Costly Grace by Jon Walker

Bonhoeffer wrote The Cost of Discipleship over 70 years ago. Walker has interpreted Bonhoeffer's work for the present generation.

Walker's book is penetrating. Almost every paragraph required careful thinking. His writing is not difficult, just very convicting. If you read only a couple of Christian books this year, this needs to be one of them.
Walker notes that many Christians today end up living a life of quiet desperation, trying harder rather than trusting more. “The essence of discipleship,” Walker says, “...is to know Jesus at a level of intimacy that can only be sustained by his constant presence in our lives.” (21)
Bonhoeffer was concerned about cheap grace, “the arrogant presumption that we can receive forgiveness for our sins, yet never abandon out lives to Jesus.” (25) Most Christians go to church a couple of hours a week, go to a Bible study, but rarely do we see radically changed lives.

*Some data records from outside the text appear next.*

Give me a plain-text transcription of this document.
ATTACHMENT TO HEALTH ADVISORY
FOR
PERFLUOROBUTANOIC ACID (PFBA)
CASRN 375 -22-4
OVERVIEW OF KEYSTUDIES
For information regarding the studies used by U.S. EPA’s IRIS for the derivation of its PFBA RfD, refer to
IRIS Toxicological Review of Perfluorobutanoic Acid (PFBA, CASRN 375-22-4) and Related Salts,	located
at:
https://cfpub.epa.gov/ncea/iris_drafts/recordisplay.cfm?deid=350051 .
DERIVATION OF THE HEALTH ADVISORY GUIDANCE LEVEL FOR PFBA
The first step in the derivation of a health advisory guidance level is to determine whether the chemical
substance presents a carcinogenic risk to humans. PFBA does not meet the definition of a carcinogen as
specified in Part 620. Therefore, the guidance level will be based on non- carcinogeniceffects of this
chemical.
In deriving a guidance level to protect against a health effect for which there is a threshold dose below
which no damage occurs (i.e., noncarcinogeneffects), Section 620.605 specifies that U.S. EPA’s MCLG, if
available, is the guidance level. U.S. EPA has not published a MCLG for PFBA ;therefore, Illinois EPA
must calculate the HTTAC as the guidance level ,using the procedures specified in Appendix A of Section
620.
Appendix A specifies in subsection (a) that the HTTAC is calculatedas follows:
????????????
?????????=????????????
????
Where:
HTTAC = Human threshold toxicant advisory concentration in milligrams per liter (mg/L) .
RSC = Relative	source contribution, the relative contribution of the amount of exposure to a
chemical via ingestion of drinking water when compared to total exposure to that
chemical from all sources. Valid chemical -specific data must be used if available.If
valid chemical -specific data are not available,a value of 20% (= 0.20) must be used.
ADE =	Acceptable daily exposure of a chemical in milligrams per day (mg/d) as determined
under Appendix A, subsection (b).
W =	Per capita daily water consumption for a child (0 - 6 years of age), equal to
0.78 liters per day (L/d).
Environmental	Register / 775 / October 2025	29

We have allowed cheap grace to be the norm of Christian living today.
Walker says Jesus' call is a command to abandon our life so he can fill us with his life. It is an intimate journey down a difficult path. We must listen to Jesus and do what he says. Paul says we have the mind of Christ and we access Christ's mind by meditating on God's Word and listening to the Spirit. Jesus calls us to a life of total dependency on him as we are called to do things that are impossible for mere humans.
Walker is specific with the cost. “The cost of discipleship, then, is this: The way we become like Jesus is through suffering and rejection.” (61) “Everything that touches you is designed to de-center you from your self-for-self mentality in order to be recentered in God's self-for-others nature.” (196)
Walker summarizes each penetrating chapter with bullets of kingdom thinking and questions upon which to meditate.
I'd read Bonhoeffer's book several months ago. It certainly did not have the impact that Walker's book has had. Every Christian should read this book.

Leafwood Publishers, 237 pages.

This book was provided for review by The B & B Media Group, Inc.